Nitekim yukarıda açıklanan ilkeler Yargıtay Hukuk Genel Kurulu’nun 27.11.2013 tarih,—–. sayılı kararı ile 25/11/2015 tarih —–.sayılı kararlarında da vurgulanmıştır.
Somut olayda; davacı taraf —– plakalı aracın—– arızasının garanti kapsamında olması sebebiyle servise arıza giderimi için ödediği bedelin davalıdan tahsilini talep ettiği görülmüştür. Dava konusu olan —- plakalı aracın arıza tarihi olan 16/03/2022 tarihinde ve hasar bedelinin ödendiği tarihlerde aracın malikinin dava dışı ——isimli gerçek kişinin olduğu, davacının aracı 23/03/2022 tarihinde satın aldığı anlaşılmıştır. Hal böyle olunca davacının hasar bedelinin davalıdan tahsilini talep etme yetkisinin bulunmadığı, eldeki davada yukarıdaki açıklamalar doğrultusunda aktif husumeti bulunmadığından davanın aktif husumet yokluğu sebebiyle davanını usulden reddine karar vermek gerekmiştir.

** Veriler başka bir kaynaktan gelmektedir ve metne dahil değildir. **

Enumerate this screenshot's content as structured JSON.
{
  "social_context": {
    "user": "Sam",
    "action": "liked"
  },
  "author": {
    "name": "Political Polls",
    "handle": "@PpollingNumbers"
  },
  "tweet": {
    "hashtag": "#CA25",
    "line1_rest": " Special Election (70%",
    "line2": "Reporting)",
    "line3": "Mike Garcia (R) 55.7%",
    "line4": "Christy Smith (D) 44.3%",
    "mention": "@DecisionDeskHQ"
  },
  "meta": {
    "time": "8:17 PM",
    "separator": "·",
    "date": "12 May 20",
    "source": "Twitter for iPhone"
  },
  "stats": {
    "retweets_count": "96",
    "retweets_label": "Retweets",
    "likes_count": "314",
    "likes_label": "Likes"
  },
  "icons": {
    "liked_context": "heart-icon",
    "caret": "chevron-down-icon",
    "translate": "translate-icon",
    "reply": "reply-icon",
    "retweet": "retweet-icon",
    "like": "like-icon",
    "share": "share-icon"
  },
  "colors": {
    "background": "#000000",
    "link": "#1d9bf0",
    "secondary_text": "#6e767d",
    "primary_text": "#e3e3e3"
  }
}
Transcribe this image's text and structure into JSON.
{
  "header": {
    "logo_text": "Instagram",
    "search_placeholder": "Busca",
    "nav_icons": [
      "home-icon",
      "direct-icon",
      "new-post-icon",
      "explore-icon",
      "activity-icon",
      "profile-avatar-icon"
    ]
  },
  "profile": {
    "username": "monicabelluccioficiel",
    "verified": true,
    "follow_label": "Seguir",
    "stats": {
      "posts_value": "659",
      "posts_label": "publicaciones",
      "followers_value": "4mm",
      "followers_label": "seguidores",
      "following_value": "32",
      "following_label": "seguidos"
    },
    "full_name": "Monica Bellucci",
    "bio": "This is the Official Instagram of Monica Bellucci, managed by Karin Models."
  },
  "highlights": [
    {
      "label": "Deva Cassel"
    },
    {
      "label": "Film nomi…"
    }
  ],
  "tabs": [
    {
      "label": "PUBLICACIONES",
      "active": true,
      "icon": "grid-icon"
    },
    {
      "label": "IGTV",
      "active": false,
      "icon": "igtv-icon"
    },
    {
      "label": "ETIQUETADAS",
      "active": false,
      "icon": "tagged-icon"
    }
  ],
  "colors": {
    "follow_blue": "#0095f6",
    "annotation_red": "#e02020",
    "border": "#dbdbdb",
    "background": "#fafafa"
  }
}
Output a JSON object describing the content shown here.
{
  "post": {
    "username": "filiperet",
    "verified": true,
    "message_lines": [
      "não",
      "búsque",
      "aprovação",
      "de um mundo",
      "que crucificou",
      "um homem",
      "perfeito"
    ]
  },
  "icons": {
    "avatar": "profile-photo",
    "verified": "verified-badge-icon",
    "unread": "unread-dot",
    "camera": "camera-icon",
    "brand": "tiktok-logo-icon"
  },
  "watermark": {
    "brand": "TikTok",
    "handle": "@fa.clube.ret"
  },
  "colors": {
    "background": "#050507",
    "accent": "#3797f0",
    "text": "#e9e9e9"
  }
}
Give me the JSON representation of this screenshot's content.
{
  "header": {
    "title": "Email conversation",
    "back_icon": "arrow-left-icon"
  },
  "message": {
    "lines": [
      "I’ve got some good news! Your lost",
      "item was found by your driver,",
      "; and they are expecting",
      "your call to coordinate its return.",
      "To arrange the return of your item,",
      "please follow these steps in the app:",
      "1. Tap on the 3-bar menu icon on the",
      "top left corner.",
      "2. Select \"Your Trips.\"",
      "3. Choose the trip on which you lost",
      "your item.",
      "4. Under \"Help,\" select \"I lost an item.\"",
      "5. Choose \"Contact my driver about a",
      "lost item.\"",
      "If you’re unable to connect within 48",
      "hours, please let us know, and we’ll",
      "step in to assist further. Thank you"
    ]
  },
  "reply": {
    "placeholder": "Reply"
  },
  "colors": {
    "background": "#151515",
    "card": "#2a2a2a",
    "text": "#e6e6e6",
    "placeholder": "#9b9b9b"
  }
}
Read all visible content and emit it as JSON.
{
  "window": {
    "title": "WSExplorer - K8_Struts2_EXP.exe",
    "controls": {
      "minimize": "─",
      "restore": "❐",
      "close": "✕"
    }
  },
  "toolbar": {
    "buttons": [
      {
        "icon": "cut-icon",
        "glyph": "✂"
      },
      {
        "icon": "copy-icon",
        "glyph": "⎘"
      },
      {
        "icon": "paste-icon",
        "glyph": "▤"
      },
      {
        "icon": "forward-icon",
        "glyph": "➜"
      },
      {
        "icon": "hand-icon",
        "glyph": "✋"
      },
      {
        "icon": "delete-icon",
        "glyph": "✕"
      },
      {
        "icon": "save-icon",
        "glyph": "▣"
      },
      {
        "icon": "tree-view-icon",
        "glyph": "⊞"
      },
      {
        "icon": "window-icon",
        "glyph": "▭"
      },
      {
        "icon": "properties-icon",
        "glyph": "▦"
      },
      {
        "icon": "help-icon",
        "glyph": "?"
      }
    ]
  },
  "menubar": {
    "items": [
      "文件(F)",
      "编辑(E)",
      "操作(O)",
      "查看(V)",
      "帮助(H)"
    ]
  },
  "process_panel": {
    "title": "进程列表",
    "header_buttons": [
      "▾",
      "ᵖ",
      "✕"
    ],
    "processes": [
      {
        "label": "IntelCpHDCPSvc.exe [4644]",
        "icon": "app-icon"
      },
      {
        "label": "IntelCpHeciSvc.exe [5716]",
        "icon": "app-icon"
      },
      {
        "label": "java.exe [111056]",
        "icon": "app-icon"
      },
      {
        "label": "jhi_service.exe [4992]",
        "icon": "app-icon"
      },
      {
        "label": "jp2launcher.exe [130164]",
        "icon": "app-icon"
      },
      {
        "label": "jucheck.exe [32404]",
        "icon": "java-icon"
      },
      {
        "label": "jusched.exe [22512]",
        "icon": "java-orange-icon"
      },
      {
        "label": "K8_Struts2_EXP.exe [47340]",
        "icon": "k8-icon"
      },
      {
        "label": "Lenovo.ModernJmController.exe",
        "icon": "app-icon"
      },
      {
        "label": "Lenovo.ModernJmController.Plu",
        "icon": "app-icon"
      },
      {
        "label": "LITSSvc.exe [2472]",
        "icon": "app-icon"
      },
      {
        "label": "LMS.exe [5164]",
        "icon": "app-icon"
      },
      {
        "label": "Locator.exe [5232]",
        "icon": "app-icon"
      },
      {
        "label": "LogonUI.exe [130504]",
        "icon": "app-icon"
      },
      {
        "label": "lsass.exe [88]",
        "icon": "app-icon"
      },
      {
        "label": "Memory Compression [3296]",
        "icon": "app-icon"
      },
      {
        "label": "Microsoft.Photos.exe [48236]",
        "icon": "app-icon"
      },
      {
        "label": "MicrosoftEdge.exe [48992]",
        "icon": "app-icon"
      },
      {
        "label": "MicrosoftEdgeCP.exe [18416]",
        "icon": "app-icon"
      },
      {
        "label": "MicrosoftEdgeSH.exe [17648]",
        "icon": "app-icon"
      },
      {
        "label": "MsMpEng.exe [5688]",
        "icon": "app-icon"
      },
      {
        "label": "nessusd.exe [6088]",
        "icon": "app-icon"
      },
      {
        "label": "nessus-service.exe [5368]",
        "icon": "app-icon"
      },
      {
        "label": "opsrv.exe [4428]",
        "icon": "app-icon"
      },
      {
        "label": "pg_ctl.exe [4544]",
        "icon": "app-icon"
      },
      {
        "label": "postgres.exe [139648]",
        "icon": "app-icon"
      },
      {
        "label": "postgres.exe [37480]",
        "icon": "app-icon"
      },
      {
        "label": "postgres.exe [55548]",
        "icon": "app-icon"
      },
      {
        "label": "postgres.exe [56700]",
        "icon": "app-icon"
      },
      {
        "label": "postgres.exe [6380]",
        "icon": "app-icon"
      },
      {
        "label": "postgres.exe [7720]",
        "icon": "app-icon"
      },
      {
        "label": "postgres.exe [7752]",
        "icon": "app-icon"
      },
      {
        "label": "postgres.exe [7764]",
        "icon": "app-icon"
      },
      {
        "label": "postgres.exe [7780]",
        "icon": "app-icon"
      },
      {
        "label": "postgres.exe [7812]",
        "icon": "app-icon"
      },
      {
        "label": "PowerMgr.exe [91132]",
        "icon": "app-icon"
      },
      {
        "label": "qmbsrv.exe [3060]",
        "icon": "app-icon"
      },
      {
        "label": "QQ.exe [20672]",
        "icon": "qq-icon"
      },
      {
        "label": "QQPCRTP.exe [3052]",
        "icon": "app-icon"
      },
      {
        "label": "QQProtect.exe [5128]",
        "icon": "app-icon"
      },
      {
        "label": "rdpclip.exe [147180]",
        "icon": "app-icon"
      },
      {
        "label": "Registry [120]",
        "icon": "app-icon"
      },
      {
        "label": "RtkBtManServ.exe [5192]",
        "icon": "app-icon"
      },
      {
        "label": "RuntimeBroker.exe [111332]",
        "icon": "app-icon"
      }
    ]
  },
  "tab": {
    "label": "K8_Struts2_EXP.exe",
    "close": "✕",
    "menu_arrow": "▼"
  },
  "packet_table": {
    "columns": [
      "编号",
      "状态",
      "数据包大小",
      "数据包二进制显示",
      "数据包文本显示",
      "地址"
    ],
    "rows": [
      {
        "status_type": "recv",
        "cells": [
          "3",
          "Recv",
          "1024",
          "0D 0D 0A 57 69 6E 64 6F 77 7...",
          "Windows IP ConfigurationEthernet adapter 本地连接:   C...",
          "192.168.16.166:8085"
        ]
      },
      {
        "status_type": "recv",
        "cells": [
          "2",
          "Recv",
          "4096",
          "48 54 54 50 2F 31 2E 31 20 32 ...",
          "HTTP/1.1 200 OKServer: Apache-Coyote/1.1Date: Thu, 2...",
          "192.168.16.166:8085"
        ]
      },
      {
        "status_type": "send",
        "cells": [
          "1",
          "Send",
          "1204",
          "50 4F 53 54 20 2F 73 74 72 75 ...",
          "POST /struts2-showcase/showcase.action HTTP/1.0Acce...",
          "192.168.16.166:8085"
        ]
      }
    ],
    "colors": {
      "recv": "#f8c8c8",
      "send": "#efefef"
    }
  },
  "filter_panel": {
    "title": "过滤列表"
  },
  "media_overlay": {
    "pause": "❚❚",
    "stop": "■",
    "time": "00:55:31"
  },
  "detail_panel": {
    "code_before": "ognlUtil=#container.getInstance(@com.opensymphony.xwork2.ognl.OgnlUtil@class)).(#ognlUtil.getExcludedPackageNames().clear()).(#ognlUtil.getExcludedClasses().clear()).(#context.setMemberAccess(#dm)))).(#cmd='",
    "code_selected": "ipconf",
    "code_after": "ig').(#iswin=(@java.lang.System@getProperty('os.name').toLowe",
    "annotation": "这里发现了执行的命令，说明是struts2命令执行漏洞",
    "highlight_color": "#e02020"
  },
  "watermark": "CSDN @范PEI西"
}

HÜKÜM : Gerekçesi yukarıda açıklandığı üzere;
1-Davanın aktif husumet yokluğu nedeniyle REDDİNE,
2-Karar harcı 179,90 TL ‘den davacı tarafça peşin olarak yatırılan 922,19 TL harcın mahsubu ile bakiye 742,29 TL harcın karar kesinleştiğinde ve talep halinde davacı tarafa iadesine,
3-Davacı tarafından yapılan yargılama giderlerinin üzerinde bırakılmasına,
4-Davalı tarafından yapılan yargılama gideri bulunmadığından bu hususta karar verilmesine yer olmadığına,
5-Davalı taraf kendisini vekille temsil ettirdiğinden karar tarihinde geçerli A.A.Ü.T. deki esaslara göre belirlenen 9.200,00 TL maktu vekalet ücretinin davacıdan alınarak davalıya verilmesine,
6- Arabuluculuk Kanunu’nun 18/A-(13) maddesi ve Hukuk Uyuşmazlıklarında Arabuluculuk Yönetmeliğinin 26/2 maddeleri ile Arabuluculuk Asgari Ücret Tarifesi uyarınca—–bütçesinden ödenen 1.320,00 TL arabuluculuk ücretinin davacıdan tahsili ile hazineye irat kaydına,
7-Taraflarca dosyaya yatırılan ve sarf edilmeyen gider avansının karar kesinleştiğinde ilgili tarafa iadesine,Dair davacı vekilinin yüzüne karşı davalının yokluğunda, kararın tebliğinden itibaren 2 haftalık süre içinde —–Bölge Adliye Mahkemesinde istinaf yolu açık olmak üzere verilen karar, açıkça okunup, usulen anlatıldı.